There are several distinct subtypes of psoriatic arthritis, each with its own pattern of joint involvement and clinical features:


  • Symmetric arthritis: Involves symmetric involvement of joints, similar to rheumatoid arthritis. It typically affects multiple small joints in the hands and feet.


  • Asymmetric arthritis: Involves inflammation of one or a few joints, which may occur in an asymmetric pattern. It commonly affects the fingers and toes but can involve any joint.


  • Spondylitis: Involves inflammation of the spine and sacroiliac joints, leading to stiffness and pain in the lower back and buttocks. Spondylitis can also cause inflammation of the neck and upper back.


  • Enthesitis: Involves inflammation of the entheses, leading to pain and tenderness at sites where tendons or ligaments attach to bone, such as the heel (Achilles tendon) or bottom of the foot (plantar fascia).


  • Dactylitis: Involves inflammation of an entire digit, resulting in swelling of the entire finger or toe, giving it a sausage-like appearance.


The exact cause of psoriatic arthritis is not fully understood, but it is believed to involve a combination of genetic, environmental, and immunological factors. Genetic predisposition plays a significant role, as psoriatic arthritis tends to run in families. Environmental factors such as infections, trauma, and stress may trigger or exacerbate the condition in susceptible individuals. Immunologically, psoriatic arthritis is characterized by dysregulation of the immune system, leading to inflammation and tissue damage in the joints and other affected tissues.


What is the relationship between PsA and oxidative stress?

The relationship between psoriasis-associated arthritis (PsA) and oxidative stress is an area of growing interest in research. Oxidative stress occurs when there is an imbalance between the production of reactive oxygen species (ROS) and the body’s antioxidant defenses, leading to cellular damage. Several factors related to PsA can contribute to oxidative stress, which may in turn exacerbate inflammation, tissue damage, and joint pathology:


  • Inflammatory Pathways: PsA is characterized by chronic inflammation in the joints and surrounding tissues. Inflammatory processes generate ROS as byproducts, which can further perpetuate inflammation and oxidative stress. ROS can activate inflammatory signaling pathways, leading to the production of pro-inflammatory cytokines and chemokines, recruitment of immune cells, and tissue destruction.


  • Immune Dysregulation: PsA is an autoimmune condition characterized by dysregulation of the immune system, resulting in abnormal activation of immune cells and production of autoantibodies. Immune dysregulation can lead to increased production of ROS by activated immune cells, such as neutrophils and macrophages, contributing to oxidative stress and tissue damage in the joints.
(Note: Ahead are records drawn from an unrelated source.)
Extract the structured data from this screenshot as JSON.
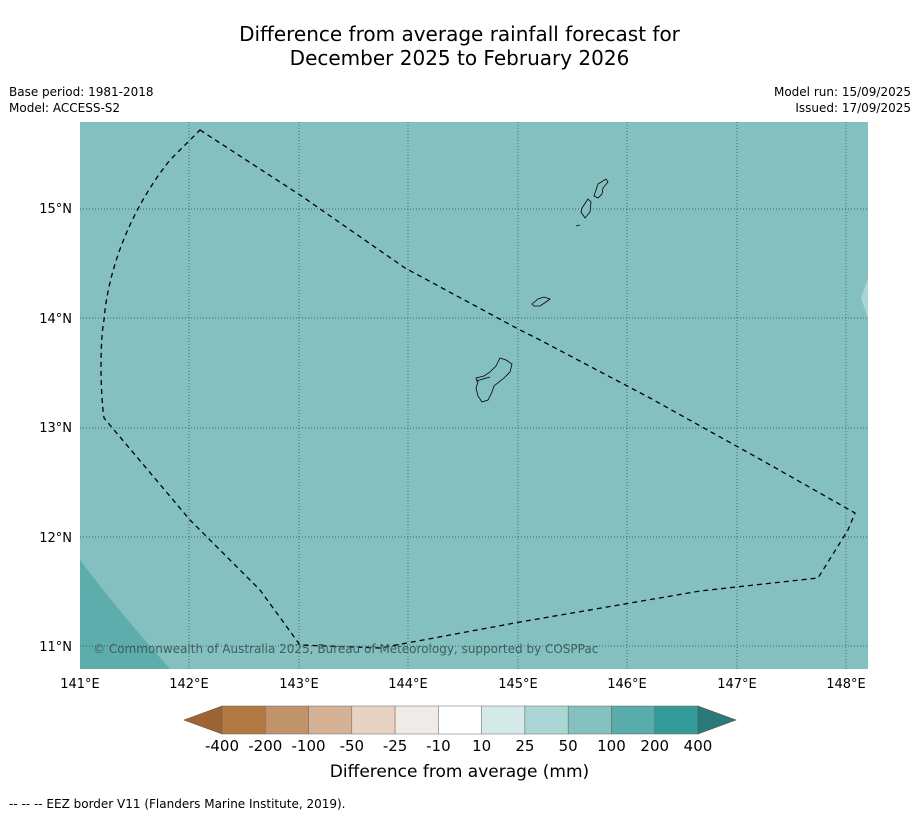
{
  "title_line1": "Difference from average rainfall forecast for",
  "title_line2": "December 2025 to February 2026",
  "base_period": "Base period: 1981-2018",
  "model": "Model: ACCESS-S2",
  "model_run": "Model run: 15/09/2025",
  "issued": "Issued: 17/09/2025",
  "lat_labels": [
    "15°N",
    "14°N",
    "13°N",
    "12°N",
    "11°N"
  ],
  "lon_labels": [
    "141°E",
    "142°E",
    "143°E",
    "144°E",
    "145°E",
    "146°E",
    "147°E",
    "148°E"
  ],
  "copyright": "© Commonwealth of Australia 2025, Bureau of Meteorology, supported by COSPPac",
  "colorbar": {
    "ticks": [
      "-400",
      "-200",
      "-100",
      "-50",
      "-25",
      "-10",
      "10",
      "25",
      "50",
      "100",
      "200",
      "400"
    ],
    "colors": [
      "#9c6532",
      "#b27a42",
      "#c0936a",
      "#d5b295",
      "#e8d3c2",
      "#f0ebe6",
      "#ffffff",
      "#d4ebe9",
      "#aad6d5",
      "#84c0bf",
      "#58acab",
      "#359b9a",
      "#2b7978"
    ],
    "title": "Difference from average (mm)"
  },
  "map_fill": {
    "dominant": "#84c0bf",
    "southwest_corner": "#5dadac",
    "east_edge": "#aad6d5"
  },
  "footnote": "--  --  -- EEZ border V11 (Flanders Marine Institute, 2019)."
}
  • Synovial Inflammation: In PsA, inflammation affects the synovium, the membrane lining the joints. Synovial inflammation is associated with increased ROS production and oxidative stress within the joint microenvironment. ROS can stimulate synoviocyte proliferation, induce expression of pro-inflammatory mediators, and promote cartilage and bone destruction.


  • Mitochondrial Dysfunction: Mitochondria, the cellular organelles responsible for energy production, play a crucial role in regulating oxidative stress. Dysfunctional mitochondria can produce excessive ROS, leading to oxidative damage and cellular dysfunction. Mitochondrial dysfunction has been implicated in the pathogenesis of various rheumatic diseases, including PsA, and may contribute to oxidative stress in affected tissues.


  • Environmental Triggers: Environmental factors such as smoking, pollution, and UV radiation can exacerbate oxidative stress in individuals with PsA. These environmental triggers can promote ROS production and impair antioxidant defenses, further contributing to oxidative damage and inflammation in the joints.


  • Systemic Inflammation: PsA is associated with systemic inflammation, characterized by elevated levels of inflammatory markers in the blood and increased oxidative stress systemically. Systemic inflammation can contribute to endothelial dysfunction, oxidative damage to vascular tissues, and increased cardiovascular risk in individuals with PsA.